You could benefit from an IVA if;
Your creditors have already refused to accept an informal debt management arrangement
You formerly had an informal arrangement, but you could not meet its provisions.
You are in debt to so many creditors that an informal debt management arrangement would be impractical. You could be made bankrupt, or you are currently bankrupt and you want to reverse that position. You formerly had an informal arrangement, but you could not adhere toits provisions.
Your creditors have not accepted an informal debt management agreement
You you are in peril of being made bankrupt, or you have already become bankrupt and you want to alter that situation.

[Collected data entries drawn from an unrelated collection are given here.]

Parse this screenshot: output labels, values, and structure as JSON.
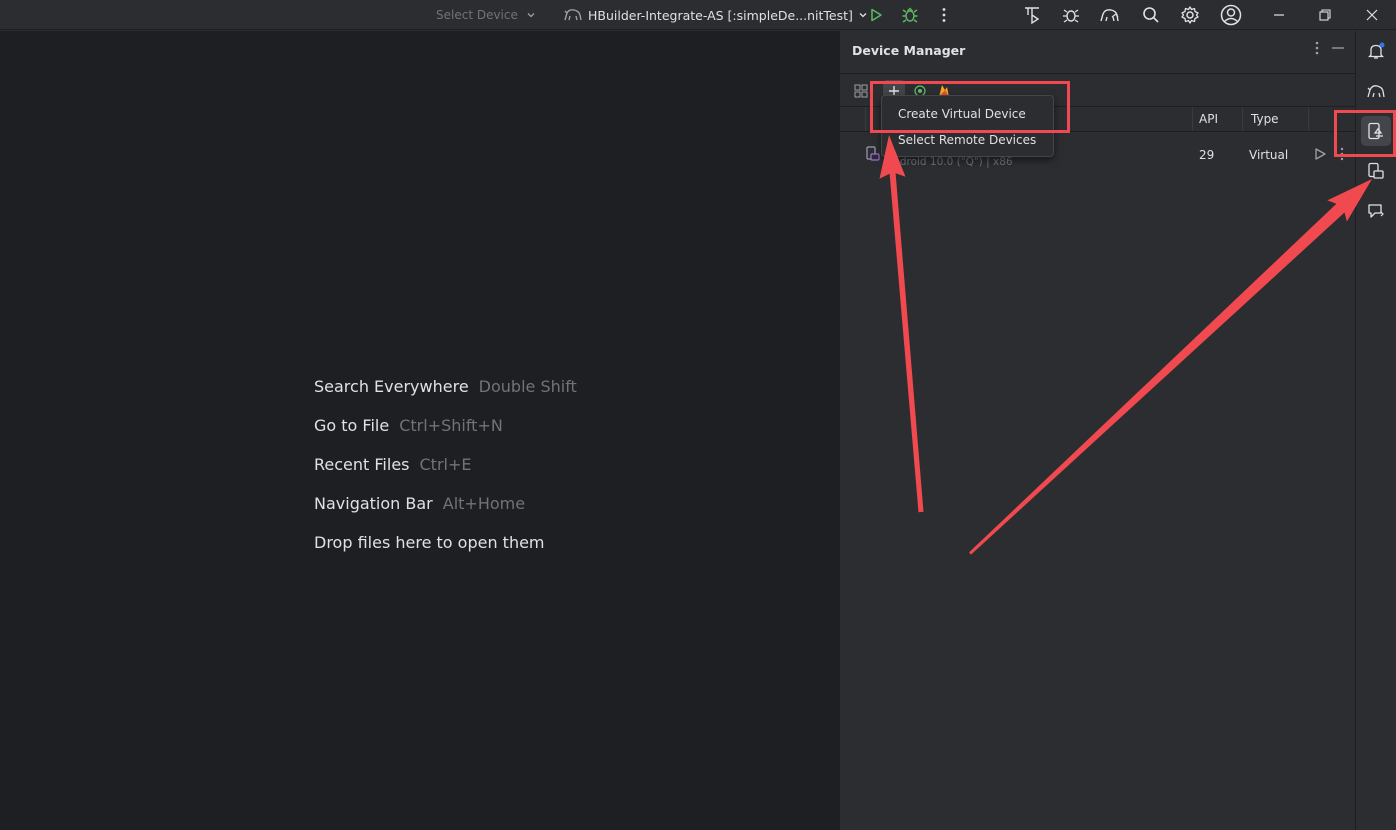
{
  "titlebar": {
    "select_device": "Select Device",
    "run_config": "HBuilder-Integrate-AS [:simpleDe...nitTest]",
    "icons": [
      "run-icon",
      "debug-icon",
      "more-vert-icon",
      "profiler-icon",
      "bug-sync-icon",
      "gradle-sync-icon",
      "search-icon",
      "gear-icon",
      "account-icon",
      "minimize-icon",
      "restore-icon",
      "close-icon"
    ]
  },
  "editor": {
    "hints": [
      {
        "action": "Search Everywhere",
        "shortcut": "Double Shift"
      },
      {
        "action": "Go to File",
        "shortcut": "Ctrl+Shift+N"
      },
      {
        "action": "Recent Files",
        "shortcut": "Ctrl+E"
      },
      {
        "action": "Navigation Bar",
        "shortcut": "Alt+Home"
      },
      {
        "action": "Drop files here to open them",
        "shortcut": ""
      }
    ]
  },
  "device_manager": {
    "title": "Device Manager",
    "columns": {
      "api": "API",
      "type": "Type"
    },
    "device": {
      "subtitle": "Android 10.0 (\"Q\") | x86",
      "api": "29",
      "type": "Virtual"
    },
    "popup": [
      {
        "label": "Create Virtual Device"
      },
      {
        "label": "Select Remote Devices"
      }
    ]
  },
  "right_strip": {
    "icons": [
      "notifications-icon",
      "gradle-elephant-icon",
      "device-manager-icon",
      "running-devices-icon",
      "app-quality-icon"
    ]
  },
  "colors": {
    "accent": "#f0494f",
    "run_green": "#5fb865",
    "background": "#2b2d30",
    "editor_bg": "#1e1f22"
  }
}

You have so many creditors that an informal Debt Advice agreement would be impractical.
You may have a small company which you could not keep running if you became bankrupt. You would lose your job if you became bankrupt, jobs such as accountants, solicitors, police man and armed forces. You have access to a significant amount of money but it is still insufficient to completely repay your loans. You want a formal arrangement with your creditors to receive that lump sum and write off the balance of what you owe.
You have equity in your house. You will not necessarily lose your house if, with the agreement of the IP and your creditors, it can be kept out of the IVA or Individual Voluntary Agreement. However, your lenders will normally want the maximum amount of the equity in your house as they can get. With an IVA you are less limited restricted as with bankruptcy. EG, with an IVA or Individual Voluntary Agreement you are not obliged to notify your bank. So you can still be able to use your bank account.
And the disadvantages?
If you are unable to comply to the terms of your IVA, then the Insolvency Practitioner who is supervising your Individual Voluntary Agreement (IVA) or your lenders, can ask for your bankruptcy.
If the vast majority of your lenders do not acquiesce to your proposed Individual Voluntary Agreement you are effectively back to square one. It will be twelve months before you can make another IVA proposal. You should carefully consider your offer.
If you are a property holder, it could be that under the terms of the Individual Voluntary Agreement you have to sell your house. An alternate approach is to include a clause in your IVA whereby you get your home appraised after an prearranged time frame with the aim of releasing the “equity” in your property at that time, to your creditors. Your lenders may agree to you paying monthly IVA instalments for an additional year to cover the amount of equity in your home.
If your financial position alters and you can’t afford the payments, unless your Insolvency Practitioner can coerceyour lenders to accept a revised contract, your IVA will terminate. This could mean you are facing bankruptcy.
This entry was posted on Tuesday, September 29th, 2009 at 3:16 am and is filed under General. You can follow any responses to this entry through the RSS 2.0 feed. Both comments and pings are currently closed.